General Motors also said that aggressive actions are being taken to improve working capital by about $2 billion in North America and Europe, primarily related to the reduction of raw material, work-in-progress and finished goods inventory levels as well as lean inventory practices at parts warehouses.

Other plans include suspending future dividends on common stock which is expected to improve liquidity by about $800 million through 2009 and deferring about $1.7 billion of payments that had been scheduled to be made to a temporary asset account over the balance of 2008 and 2009 for the establishment of the new UAW VEBA.

For the liquidity planning purposes, the company used assumptions of U.S. light vehicle industry volumes of 14 million units in 2008 to 2009, lower U.S. share of about 21% and continued elevated average oil price estimates ranging from $130 to $150 per barrel by 2009.

"We are responding aggressively to the challenges of today's U.S. auto market," said Rick Wagoner, chairman and chief executive officer, in a news release. "We will continue to take the steps necessary to align our business structure with the lower vehicle sales volumes and shifts in sales mix.

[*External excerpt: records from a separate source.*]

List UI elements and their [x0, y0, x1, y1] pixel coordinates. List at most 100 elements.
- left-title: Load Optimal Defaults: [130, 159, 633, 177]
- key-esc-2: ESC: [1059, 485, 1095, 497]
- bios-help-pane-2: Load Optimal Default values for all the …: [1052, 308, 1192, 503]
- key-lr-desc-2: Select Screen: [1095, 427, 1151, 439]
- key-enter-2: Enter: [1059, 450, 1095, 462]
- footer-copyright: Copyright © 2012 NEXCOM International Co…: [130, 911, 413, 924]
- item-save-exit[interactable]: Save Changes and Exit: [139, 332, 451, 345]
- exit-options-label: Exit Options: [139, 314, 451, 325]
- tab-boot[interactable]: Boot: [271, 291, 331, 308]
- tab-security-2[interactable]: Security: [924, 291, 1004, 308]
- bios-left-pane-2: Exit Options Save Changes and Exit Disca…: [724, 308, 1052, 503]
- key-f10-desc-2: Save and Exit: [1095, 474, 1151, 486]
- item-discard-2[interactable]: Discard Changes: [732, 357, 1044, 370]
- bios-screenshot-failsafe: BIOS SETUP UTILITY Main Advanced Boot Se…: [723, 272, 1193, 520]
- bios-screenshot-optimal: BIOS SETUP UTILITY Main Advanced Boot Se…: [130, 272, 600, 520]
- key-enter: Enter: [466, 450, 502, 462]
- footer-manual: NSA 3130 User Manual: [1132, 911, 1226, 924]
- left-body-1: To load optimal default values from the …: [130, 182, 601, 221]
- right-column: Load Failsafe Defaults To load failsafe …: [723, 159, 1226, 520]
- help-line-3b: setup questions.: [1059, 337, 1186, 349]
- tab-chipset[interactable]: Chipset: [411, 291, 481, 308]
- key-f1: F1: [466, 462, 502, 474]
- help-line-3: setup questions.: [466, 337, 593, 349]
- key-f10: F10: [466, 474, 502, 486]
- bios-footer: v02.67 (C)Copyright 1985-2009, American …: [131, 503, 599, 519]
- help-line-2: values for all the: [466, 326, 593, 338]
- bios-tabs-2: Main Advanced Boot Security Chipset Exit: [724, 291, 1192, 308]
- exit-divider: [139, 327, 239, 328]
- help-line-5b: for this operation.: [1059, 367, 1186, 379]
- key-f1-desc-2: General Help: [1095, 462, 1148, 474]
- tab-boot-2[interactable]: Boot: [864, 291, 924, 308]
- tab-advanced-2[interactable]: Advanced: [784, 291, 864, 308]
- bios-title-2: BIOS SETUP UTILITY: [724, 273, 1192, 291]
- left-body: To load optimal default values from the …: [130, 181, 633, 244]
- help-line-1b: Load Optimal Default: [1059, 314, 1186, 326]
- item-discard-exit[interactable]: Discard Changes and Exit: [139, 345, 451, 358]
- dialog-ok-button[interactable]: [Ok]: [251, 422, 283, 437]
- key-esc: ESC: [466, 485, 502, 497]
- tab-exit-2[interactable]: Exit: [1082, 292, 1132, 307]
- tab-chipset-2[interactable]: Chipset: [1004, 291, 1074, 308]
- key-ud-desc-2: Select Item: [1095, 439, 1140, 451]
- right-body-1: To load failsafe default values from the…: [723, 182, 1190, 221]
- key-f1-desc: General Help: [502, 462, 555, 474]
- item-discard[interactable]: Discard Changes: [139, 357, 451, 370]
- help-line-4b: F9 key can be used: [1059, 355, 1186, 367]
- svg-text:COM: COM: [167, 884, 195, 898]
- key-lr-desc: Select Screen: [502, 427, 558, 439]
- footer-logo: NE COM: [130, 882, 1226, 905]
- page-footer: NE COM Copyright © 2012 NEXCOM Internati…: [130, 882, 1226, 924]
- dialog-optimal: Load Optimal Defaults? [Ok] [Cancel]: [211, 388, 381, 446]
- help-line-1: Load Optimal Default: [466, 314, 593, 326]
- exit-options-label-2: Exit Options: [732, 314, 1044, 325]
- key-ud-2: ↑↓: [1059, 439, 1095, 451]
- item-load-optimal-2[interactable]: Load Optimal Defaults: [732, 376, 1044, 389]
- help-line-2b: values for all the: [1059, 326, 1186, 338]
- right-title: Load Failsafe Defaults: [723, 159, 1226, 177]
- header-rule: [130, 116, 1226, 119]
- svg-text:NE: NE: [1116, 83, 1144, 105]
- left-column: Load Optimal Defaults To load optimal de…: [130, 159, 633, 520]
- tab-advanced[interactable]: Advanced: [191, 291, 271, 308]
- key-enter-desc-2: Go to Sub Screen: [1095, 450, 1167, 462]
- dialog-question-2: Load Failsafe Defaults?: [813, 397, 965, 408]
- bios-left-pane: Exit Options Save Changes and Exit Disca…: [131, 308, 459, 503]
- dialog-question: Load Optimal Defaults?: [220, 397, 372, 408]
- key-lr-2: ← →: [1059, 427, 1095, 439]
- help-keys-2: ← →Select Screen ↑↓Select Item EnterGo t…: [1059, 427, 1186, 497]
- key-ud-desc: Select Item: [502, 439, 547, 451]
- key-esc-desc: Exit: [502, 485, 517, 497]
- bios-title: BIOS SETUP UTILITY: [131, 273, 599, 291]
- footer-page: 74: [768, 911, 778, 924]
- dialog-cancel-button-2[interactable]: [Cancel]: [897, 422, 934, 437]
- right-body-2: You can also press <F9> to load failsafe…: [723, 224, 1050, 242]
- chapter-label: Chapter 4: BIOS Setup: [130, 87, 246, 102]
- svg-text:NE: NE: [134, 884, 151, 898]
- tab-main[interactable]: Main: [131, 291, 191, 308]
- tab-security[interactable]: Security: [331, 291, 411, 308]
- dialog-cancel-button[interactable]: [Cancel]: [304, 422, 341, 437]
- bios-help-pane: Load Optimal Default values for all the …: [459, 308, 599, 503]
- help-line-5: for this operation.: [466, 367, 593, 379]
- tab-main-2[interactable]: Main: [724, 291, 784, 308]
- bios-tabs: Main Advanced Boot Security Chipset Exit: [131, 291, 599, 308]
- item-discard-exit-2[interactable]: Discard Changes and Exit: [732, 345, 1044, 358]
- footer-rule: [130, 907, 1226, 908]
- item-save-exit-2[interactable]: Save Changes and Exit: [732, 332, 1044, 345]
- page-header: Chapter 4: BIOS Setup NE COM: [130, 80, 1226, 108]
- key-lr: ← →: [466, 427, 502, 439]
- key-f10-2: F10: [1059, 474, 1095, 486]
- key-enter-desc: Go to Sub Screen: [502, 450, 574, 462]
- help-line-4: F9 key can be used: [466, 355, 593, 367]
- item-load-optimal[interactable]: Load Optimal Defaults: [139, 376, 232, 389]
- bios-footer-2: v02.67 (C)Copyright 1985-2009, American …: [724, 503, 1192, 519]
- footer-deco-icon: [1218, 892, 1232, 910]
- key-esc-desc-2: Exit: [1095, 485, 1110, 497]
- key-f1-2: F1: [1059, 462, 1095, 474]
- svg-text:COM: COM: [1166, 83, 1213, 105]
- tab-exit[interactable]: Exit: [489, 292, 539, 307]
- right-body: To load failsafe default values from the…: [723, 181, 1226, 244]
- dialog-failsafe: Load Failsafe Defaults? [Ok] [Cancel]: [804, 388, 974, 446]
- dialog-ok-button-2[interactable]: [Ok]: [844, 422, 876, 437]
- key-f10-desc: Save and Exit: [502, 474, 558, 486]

We remain committed to bringing to market great products that target changing consumer preferences for more fuel-efficient vehicles.

"The actions announced today are difficult decisions, but necessary to respond to the current auto market conditions," Wagoner continued in the release. "Even under conservative planning scenarios, GM is well-positioned to withstand the U.S. market downturn and emerge a stronger company. We have a solid position in the rapidly growing emerging markets, a global operating framework that allows us to respond to changes in the U.S. market, a commitment to technology leadership, and an ever stronger and competitive product lineup."

General Motors is a Detroit-based automotive company.